Dorothée fut martyrisée à Césarée de Cappadoce en 311 dans l'actuelle Turquie. Conduite devant le gouverneur Sapricius, qui persécutait les chrétiens, elle fut sommée d'adorer les dieux païens. Elle répondit qu'elle préférait mourir pour rejoindre le Christ, son époux, au jardin du Paradis. Juste avant son exécution, l'avocat Théophile lui dit avec ironie d’envoyer quelques fruits du jardin de son époux. Alors qu’on était en plein hiver, un jeune garçon porta à Théophile la coiffe de Dorothée miraculeusement remplie de roses et de fruits, ce qui l'incita à se convertir au christianisme.

La sainte est saisie dans un moment d’intense intériorité, engagée dans un dialogue silencieux avec le Divin. Son regard tourné vers le ciel, sa posture légèrement en mouvement traduisent sa spiritualité intérieure. L’artiste s’attache aussi au rendu délicat des matières par une subtile modulation raffinée des tonalités. Les reflets satinés de pourpre mettent en valeur la blancheur éclatante de la chemise, dont les manches amples sont traitées avec une virtuosité remarquable. Elle tient dans ses mains un panier d’aubépines blanches et jaunes. La lumière, chargée d’une forte valeur symbolique, vient caresser le visage et les mains de la sainte, isolant la figure dans l’ombre, héritage de sa formation caravagesque.

On rapprochera notre tableau de Clio, muse de l’Histoire, vers 1632, conservée à la Fondazione Pisa, Palazzo Blu (Pise) [1], (ill.1) de la Minerve de la Galerie des Offices à Florence)[2] (ill.2), ainsi que de Judith et sa servante tenant la tête d’Holopherne au Nasjonalmuseet d’Oslo [3] (ill.3), où l’on retrouve les même effets de velours irisé, de liserés brodés ajourés autour du col et de perles en boucles d’oreilles.  On comparera aussi notre toile avec la Sainte Catherine du National Museum de Stockholm, vers 1635 [4] (ill.4) et avec le visage d’Esther devant Assuérus (New York, Metropolitan Museum) [5] (ill.5), analogies qui situent notre toile dans les années 1630, au cours de son premier séjour napolitain entre 1630 et 1638. On connait plusieurs saintes martyres tenant une palme  qui lui sont attribuées (Sainte Lucie, collection particulière ;  une autre sainte Lucie au musée Soumaya à Mexico).
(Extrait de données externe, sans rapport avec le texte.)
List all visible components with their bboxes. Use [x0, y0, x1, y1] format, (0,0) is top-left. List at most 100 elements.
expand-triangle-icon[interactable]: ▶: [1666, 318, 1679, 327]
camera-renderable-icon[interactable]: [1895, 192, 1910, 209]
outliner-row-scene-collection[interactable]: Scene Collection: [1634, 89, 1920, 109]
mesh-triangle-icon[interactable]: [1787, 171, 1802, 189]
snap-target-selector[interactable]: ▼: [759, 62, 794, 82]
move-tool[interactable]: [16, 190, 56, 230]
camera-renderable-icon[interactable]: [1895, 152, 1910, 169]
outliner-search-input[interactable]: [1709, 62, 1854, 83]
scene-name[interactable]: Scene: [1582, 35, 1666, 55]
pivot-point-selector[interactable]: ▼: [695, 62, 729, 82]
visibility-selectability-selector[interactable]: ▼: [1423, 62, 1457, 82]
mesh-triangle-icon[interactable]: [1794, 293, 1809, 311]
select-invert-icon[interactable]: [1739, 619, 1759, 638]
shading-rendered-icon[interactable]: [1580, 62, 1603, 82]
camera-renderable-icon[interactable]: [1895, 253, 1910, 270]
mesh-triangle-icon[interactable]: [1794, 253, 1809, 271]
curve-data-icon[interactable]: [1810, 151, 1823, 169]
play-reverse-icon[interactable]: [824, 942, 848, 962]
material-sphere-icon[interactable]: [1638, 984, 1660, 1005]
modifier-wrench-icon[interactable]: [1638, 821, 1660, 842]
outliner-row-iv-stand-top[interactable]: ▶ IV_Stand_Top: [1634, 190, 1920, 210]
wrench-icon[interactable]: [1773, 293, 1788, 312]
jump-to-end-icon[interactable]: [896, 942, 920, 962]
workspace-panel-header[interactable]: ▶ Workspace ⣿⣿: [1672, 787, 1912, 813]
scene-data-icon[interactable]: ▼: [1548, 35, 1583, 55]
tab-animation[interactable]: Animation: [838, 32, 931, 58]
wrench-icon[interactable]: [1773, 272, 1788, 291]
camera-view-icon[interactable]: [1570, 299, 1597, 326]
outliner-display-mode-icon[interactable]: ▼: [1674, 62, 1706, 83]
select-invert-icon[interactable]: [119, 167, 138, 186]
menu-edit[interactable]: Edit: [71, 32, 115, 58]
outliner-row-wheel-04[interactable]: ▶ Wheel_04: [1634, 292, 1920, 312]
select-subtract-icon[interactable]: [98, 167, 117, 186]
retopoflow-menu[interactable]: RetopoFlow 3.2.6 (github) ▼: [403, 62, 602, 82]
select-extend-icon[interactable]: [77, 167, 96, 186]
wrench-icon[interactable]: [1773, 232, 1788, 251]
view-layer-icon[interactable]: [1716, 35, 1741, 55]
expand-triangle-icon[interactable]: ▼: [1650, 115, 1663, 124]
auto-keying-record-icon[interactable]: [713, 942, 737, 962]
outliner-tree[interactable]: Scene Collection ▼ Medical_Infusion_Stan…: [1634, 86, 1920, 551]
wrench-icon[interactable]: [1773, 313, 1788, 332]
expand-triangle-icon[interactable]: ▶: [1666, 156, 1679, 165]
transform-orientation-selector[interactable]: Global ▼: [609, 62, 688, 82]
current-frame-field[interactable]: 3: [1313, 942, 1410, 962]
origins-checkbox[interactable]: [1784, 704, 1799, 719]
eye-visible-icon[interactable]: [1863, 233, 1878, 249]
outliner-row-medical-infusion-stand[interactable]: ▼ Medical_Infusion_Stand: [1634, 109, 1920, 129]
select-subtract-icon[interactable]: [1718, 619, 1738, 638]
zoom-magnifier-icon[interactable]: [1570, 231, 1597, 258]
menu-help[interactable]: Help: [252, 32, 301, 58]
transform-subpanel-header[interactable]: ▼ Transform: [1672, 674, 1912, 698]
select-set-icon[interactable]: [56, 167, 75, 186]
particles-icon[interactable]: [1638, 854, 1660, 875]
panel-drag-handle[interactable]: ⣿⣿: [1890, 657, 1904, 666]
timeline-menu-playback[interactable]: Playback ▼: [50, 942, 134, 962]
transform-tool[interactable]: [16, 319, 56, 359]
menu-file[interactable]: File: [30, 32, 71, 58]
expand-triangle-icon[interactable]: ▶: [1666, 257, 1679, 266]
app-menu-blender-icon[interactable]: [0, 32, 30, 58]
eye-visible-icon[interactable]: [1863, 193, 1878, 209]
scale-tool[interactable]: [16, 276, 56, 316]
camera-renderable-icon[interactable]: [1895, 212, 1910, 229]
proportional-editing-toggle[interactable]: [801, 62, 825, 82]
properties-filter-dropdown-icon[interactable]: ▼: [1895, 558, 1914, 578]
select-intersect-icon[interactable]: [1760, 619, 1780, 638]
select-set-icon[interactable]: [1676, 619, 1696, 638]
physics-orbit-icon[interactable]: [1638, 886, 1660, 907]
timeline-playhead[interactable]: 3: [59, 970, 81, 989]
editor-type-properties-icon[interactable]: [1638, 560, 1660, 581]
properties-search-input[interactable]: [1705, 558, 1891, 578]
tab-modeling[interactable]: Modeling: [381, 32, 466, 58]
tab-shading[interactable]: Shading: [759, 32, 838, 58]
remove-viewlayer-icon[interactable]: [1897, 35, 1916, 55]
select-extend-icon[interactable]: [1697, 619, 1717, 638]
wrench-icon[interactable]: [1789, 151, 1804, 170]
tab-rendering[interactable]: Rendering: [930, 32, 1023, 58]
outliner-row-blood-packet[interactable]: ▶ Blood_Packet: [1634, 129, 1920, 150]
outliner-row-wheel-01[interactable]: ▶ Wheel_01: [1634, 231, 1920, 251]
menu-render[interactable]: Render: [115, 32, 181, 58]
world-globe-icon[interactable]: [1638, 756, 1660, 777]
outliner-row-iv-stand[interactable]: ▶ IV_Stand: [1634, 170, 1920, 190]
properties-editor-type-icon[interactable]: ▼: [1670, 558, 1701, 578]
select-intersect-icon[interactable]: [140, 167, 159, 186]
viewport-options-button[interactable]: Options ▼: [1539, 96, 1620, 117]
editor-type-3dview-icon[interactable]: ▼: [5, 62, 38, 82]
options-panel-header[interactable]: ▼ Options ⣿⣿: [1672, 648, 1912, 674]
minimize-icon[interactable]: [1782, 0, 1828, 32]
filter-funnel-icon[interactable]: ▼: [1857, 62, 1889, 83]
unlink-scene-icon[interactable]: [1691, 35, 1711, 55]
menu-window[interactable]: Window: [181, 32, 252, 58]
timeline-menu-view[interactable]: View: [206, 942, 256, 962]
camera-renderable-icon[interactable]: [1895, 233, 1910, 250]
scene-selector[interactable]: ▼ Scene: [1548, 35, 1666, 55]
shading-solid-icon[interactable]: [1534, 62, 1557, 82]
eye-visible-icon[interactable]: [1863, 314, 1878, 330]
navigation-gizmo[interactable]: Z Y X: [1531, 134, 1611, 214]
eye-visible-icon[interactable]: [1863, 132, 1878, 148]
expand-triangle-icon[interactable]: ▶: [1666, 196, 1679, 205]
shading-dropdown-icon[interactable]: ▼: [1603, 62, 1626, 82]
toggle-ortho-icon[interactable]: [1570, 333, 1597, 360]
Probablement notre peintre leur associait les qualités de courage et de force qu'elle avait donné à ses héroïnes bibliques et historiques antérieurement. On rappellera aussi que le biographe Filippo Baldinucci louait les qualités d'Artemisia comme peintre de natures mortes [6], qu'Herman Voss signalait en 1925 une femme avec des fleurs dans la collection Messinger à Munich, qui ne peut être confondue avec notre toile [7].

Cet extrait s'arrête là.